Take home message: Transcarotid revascularization may be associated with lower composite stroke and death rate compared to transfemoral carotid stenting.

Stump and phantom limb pain are common after an amputation. Some have suggested that the formation of neuromas may play an important role in the development of postamputation pain. This cross-sectional study aimed to determine whether swollen neuromas were more frequent in amputees with stump and phantom limb pain when compared to amputees without pain. Among the 67 amputees included in the analysis, 34 (51%) had stump pain and 45 (67%) had phantom limb pain. Twenty-four reported both stump and phantom limb pain. Swollen neuromas were identified in 81% (n = 45) of patients with either type of pain and in 67% (n = 8) of the patients without pain (P = 0.56). Interestingly, pain pressure thresholds of swollen neuromas were significantly lower in amputees with stump pain (P = 0.02) when compared to those without stump pain but this was not the case for phantom pain.

Take home message: This study suggests that swollen neuromas are unlikely to be the cause of postamputation stump and phantom pain.

Opioid use has emerged as a common precursor to androgen deficiency leading to testosterone treatment. However, the long-term effects of testosterone treatment remain unknown. This study looked at 21,272 long-term opioid users with low testosterone levels between 2008 and 2014. Among these patients 66% received testosterone and 34% did not. The primary outcome was all-cause mortality and first occurrence of major adverse cardiac events.
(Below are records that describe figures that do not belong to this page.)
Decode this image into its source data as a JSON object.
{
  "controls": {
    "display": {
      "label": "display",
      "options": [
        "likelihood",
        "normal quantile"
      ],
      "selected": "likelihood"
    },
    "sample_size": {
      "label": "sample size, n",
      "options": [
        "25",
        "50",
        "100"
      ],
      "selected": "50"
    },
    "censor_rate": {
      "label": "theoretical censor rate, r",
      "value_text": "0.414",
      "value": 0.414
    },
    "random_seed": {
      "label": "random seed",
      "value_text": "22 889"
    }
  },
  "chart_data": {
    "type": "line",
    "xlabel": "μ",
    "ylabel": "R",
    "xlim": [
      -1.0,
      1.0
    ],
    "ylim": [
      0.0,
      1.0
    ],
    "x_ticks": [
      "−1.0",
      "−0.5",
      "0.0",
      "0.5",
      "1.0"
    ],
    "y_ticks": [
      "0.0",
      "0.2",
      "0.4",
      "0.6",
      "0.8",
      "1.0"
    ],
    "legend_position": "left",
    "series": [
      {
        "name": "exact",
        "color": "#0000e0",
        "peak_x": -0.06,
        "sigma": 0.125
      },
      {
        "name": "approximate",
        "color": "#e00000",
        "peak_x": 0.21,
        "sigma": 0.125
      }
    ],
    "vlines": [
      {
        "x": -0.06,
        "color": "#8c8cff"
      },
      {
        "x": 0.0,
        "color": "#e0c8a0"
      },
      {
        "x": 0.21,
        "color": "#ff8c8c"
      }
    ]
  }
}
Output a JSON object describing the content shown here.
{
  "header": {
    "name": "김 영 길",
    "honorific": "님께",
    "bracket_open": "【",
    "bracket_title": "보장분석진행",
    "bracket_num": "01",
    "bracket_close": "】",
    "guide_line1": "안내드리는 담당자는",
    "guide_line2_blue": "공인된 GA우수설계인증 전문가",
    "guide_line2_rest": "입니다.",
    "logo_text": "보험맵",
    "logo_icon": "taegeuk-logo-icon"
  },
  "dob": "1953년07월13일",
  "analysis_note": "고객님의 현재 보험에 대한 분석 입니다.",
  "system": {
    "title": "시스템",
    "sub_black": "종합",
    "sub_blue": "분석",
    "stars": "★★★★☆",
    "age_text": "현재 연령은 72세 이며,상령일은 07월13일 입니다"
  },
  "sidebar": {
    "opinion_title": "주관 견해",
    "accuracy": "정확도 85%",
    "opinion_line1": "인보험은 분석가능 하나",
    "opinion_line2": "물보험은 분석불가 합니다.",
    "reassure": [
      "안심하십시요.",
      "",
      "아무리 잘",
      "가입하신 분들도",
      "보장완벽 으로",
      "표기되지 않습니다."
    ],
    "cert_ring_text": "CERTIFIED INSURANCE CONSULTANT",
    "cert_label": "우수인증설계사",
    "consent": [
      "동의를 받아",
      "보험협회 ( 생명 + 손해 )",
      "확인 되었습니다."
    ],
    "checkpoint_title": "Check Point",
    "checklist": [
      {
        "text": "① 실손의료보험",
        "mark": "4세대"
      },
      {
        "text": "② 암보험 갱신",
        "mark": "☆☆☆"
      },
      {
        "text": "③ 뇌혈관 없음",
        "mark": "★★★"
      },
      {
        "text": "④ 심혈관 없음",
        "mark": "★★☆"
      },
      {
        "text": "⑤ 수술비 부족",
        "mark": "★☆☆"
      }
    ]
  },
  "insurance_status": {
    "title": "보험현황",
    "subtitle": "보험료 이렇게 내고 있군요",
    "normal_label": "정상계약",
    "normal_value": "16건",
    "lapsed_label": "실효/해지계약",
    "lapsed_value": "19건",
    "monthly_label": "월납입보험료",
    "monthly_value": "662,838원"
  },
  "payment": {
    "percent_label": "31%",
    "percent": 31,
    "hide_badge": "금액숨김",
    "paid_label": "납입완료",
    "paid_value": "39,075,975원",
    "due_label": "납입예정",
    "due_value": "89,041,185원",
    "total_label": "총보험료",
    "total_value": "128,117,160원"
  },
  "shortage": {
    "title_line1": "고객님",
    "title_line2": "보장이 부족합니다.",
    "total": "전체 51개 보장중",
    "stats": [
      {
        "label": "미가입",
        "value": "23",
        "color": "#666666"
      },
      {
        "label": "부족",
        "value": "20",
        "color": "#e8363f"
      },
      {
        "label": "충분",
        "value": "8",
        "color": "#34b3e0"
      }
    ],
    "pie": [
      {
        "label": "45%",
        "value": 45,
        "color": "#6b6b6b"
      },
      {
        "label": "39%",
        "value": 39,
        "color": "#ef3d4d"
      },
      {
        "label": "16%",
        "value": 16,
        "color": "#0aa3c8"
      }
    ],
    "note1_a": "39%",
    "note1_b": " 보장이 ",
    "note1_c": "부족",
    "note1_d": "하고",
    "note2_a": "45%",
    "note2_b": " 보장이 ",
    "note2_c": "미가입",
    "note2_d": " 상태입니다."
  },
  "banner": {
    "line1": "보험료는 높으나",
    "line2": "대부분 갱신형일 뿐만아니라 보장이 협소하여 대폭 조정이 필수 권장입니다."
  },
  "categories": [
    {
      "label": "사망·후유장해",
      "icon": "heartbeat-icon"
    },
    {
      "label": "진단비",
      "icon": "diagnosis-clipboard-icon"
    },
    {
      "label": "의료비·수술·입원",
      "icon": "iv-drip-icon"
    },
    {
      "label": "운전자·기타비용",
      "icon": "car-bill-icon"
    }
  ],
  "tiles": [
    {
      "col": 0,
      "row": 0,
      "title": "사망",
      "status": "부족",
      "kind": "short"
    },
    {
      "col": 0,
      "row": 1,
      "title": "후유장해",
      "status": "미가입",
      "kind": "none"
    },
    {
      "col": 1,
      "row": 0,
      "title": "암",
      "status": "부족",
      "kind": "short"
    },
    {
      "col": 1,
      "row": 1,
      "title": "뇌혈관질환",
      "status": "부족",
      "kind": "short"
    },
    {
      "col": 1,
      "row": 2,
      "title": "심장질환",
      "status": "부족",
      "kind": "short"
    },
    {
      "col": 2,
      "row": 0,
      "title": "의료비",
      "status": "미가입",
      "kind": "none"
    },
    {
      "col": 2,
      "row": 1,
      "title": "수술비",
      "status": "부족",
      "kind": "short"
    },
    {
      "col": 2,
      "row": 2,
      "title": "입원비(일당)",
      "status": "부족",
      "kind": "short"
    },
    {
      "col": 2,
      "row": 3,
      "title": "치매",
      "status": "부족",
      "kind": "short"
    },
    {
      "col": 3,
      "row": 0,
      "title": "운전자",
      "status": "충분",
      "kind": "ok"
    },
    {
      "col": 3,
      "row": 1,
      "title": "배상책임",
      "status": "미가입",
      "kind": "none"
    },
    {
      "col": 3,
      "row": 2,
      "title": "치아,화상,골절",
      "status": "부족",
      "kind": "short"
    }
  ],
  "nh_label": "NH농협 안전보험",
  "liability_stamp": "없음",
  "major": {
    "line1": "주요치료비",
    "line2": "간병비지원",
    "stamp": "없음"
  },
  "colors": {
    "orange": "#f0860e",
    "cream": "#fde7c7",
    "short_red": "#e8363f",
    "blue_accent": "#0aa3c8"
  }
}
Opioid users who received testosterone had significantly lower all-cause mortality (hazard ratio 0.51; 95% CI, 0.42 to 0.61) and major adverse cardiac events (hazard ratio 0.58; 95% CI, 0.068 to 0.79) when compared to those without testosterone replacement. On secondary analysis opioid users who received testosterone also had fewer femoral or hip fractures (hazard ratio 0.68; 95% CI, 0.48 to 0.96) and were less likely to have anemia (hazard ratio 0.73; 95% CI, 0.68 to 0.79) when compared to those without testosterone replacement.

Take home message: Long-term opioid users with androgen deficiency who take testosterone may have less all-cause mortality and fewer major adverse cardiac events.